The ease of the extract must have lulled him into a false sense of security, because he was completely taken by surprise when he was moving through what appeared to be an office - there was a thud behind him and a voice called out cheerfully, “Hey, I found the Dynamic Duo!”
He spun and took two shots without getting a clear line of sight - both of which would have hit had the other man not ducked and rolled. The Soldier took cover behind an overturned table and dropped the mission from his back - this wasn’t one of the incompetent goons in bee-keeper suits; he was going to need both hands free for this.
“Barnes, you’d better have a good reason for taking potshots at me,” was that a bow and arrow in the enemy combatant’s hands? “You can’t still be sore about the knife throwing contest, right? That was like, three weeks ago!”
The Soldier didn’t answer. A quick glance showed that the tall metal cabinet was the archer’s shield of choice, his weapon drawn and aimed. The same part of him that knew all the ways the disc on the mission’s back could be used also knew that the man had deadly speed and even deadlier aim.
“C’mon, the mission’s over, we’re just doing clean up now,” bow-and-arrow was saying and he fought the urge to shake his head. The mission wasn’t over, the mission was still lying there, in the corner, waiting for extraction. “It’s great that you’ve got Cap, we were worried for a bit there when we heard the explosion, but it looks like everything’s under control, right? Let’s head back to the jet and get you two some medical attention, alright?”
There was a clatter of footfalls, and the archer swore even as a small contingent of other men - masked and in black Kevlar instead of the yellow suits - ran around the corner with weapons at the ready. “Dammit, Johnson! This is Hawkeye, call the team off!”
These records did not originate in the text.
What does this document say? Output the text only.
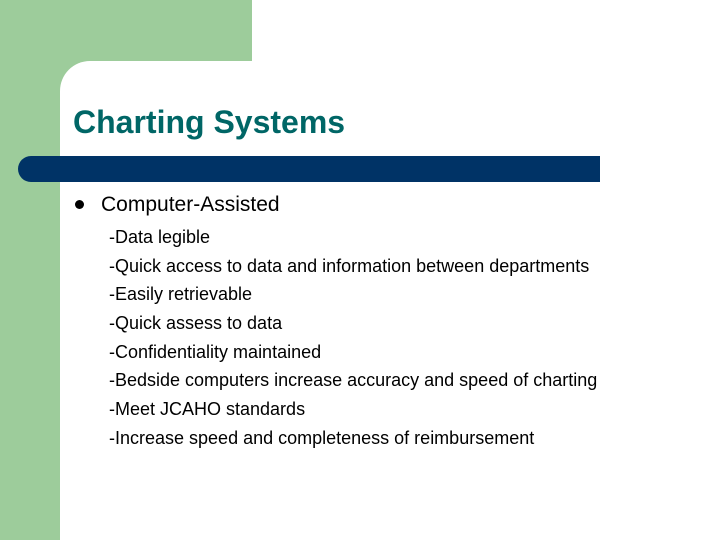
Charting Systems
Computer-Assisted
-Data legible
-Quick access to data and information between departments
-Easily retrievable
-Quick assess to data
-Confidentiality maintained
-Bedside computers increase accuracy and speed of charting
-Meet JCAHO standards
-Increase speed and completeness of reimbursement
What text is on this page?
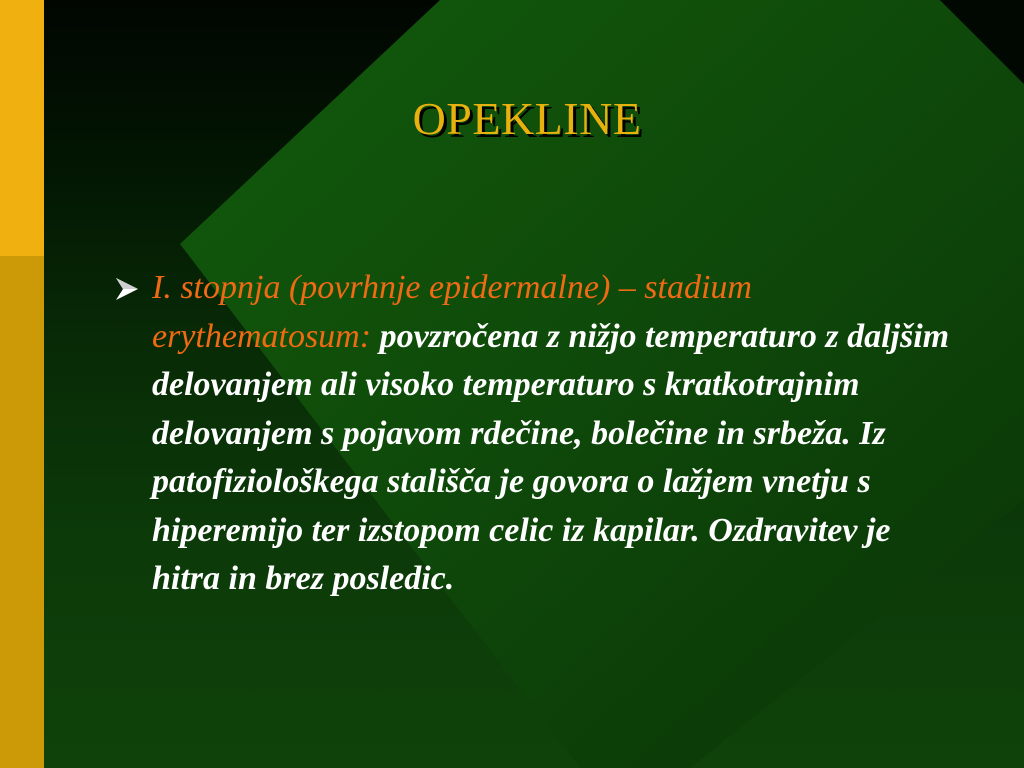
OPEKLINE
I. stopnja (povrhnje epidermalne) – stadium erythematosum: povzročena z nižjo temperaturo z daljšim delovanjem ali visoko temperaturo s kratkotrajnim delovanjem s pojavom rdečine, bolečine in srbeža. Iz patofiziološkega stališča je govora o lažjem vnetju s hiperemijo ter izstopom celic iz kapilar. Ozdravitev je hitra in brez posledic.
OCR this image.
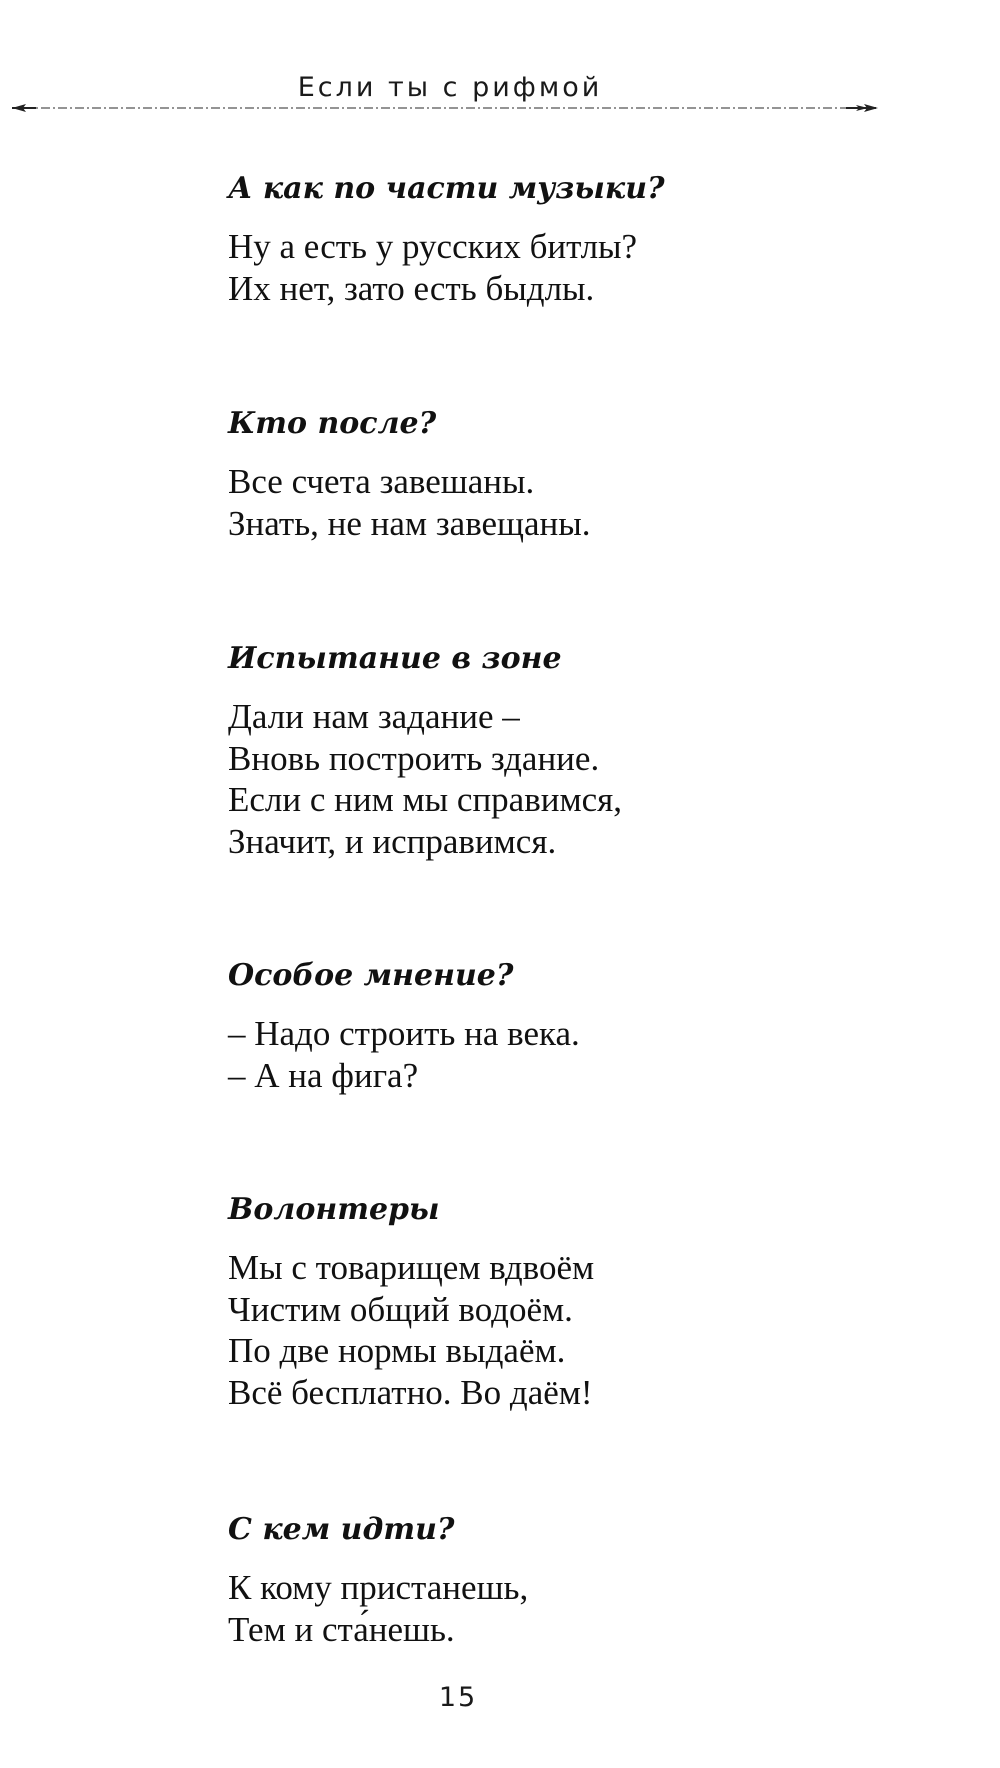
Если ты с рифмой
А как по части музыки?
Ну а есть у русских битлы?
Их нет, зато есть быдлы.
Кто после?
Все счета завешаны.
Знать, не нам завещаны.
Испытание в зоне
Дали нам задание –
Вновь построить здание.
Если с ним мы справимся,
Значит, и исправимся.
Особое мнение?
– Надо строить на века.
– А на фига?
Волонтеры
Мы с товарищем вдвоём
Чистим общий водоём.
По две нормы выдаём.
Всё бесплатно. Во даём!
С кем идти?
К кому пристанешь,
Тем и ста́нешь.
15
The Soldier took the distraction and rolled from cover, double-tapping the first three approaching combatants in their center mass, and taking another shot at Hawkeye, who was still yelling at everyone to “Stop and calm the fuck down!”
Unfortunately, his momentum took him from the desk to the spot where the archer had dropped in on them, and something hit him like an iron bar across his shoulders just as he came to his feet. He caught a glimpse of dark red hair before the woman swung her body with her legs still wrapped around his shoulders/neck, and he instinctively turned and tried to slam her off against the wall.
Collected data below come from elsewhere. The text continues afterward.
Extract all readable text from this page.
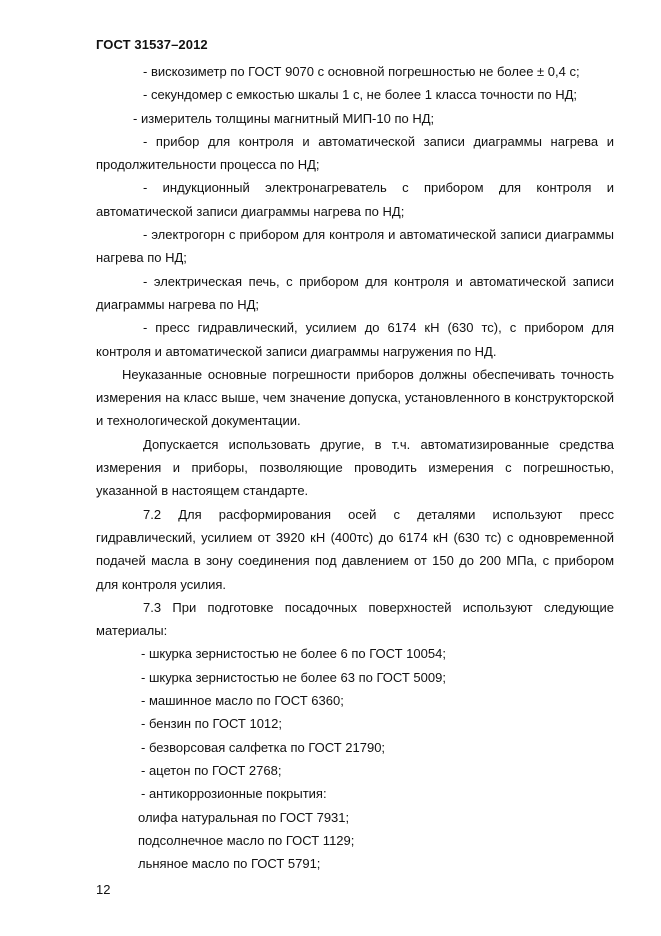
ГОСТ 31537–2012

- вискозиметр по ГОСТ 9070 с основной погрешностью не более ± 0,4 с;

- секундомер с емкостью шкалы 1 с, не более 1 класса точности по НД;

- измеритель толщины магнитный МИП-10 по НД;

- прибор для контроля и автоматической записи диаграммы нагрева и продолжительности процесса по НД;

- индукционный электронагреватель с прибором для контроля и автоматической записи диаграммы нагрева по НД;

- электрогорн с прибором для контроля и автоматической записи диаграммы нагрева по НД;

- электрическая печь, с прибором для контроля и автоматической записи диаграммы нагрева по НД;

- пресс гидравлический, усилием до 6174 кН (630 тс), с прибором для контроля и автоматической записи диаграммы нагружения по НД.

Неуказанные основные погрешности приборов должны обеспечивать точность измерения на класс выше, чем значение допуска, установленного в конструкторской и технологической документации.

Допускается использовать другие, в т.ч. автоматизированные средства измерения и приборы, позволяющие проводить измерения с погрешностью, указанной в настоящем стандарте.

7.2 Для расформирования осей с деталями используют пресс гидравлический, усилием от 3920 кН (400тс) до 6174 кН (630 тс) с одновременной подачей масла в зону соединения под давлением от 150 до 200 МПа, с прибором для контроля усилия.

7.3 При подготовке посадочных поверхностей используют следующие материалы:

- шкурка зернистостью не более 6 по ГОСТ 10054;

- шкурка зернистостью не более 63 по ГОСТ 5009;

- машинное масло по ГОСТ 6360;

- бензин по ГОСТ 1012;

- безворсовая салфетка по ГОСТ 21790;

- ацетон по ГОСТ 2768;

- антикоррозионные покрытия:

олифа натуральная по ГОСТ 7931;

подсолнечное масло по ГОСТ 1129;

льняное масло по ГОСТ 5791;

12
She held on stubbornly and he caught her wrist before one of her electrified gauntlets could catch him in the neck, but she reversed her grip and threw all of her weight to the side, toppling him over with a twist. They landed in an awkward heap with her mostly on top.
He rolled with the motion and parried no less than three swings for his jugular and one grab of his hair. He had her throat in his hands, but his grip loosed when she got a good shot at his diaphragm that left him gasping for air. She flexed with catlike grace and he found himself with her behind him in the beginning of a chokehold that he barely managed to insert a hand into.
It didn’t matter. She shouted, “Clint! NOW!”
He tried to dodge to the side, but he wasn’t fast enough. There was a stabbing sensation in his thigh, sharp and burning through the thick material of his pants. Black spots appeared in his vision almost immediately and weakness spread like wildfire through his limbs, much too fast for known tranquilizers and poisons, especially for him.
Sorry, pal, the last thought he had was of the mission as the world swam around him and went dark. I guess this is the end of the line.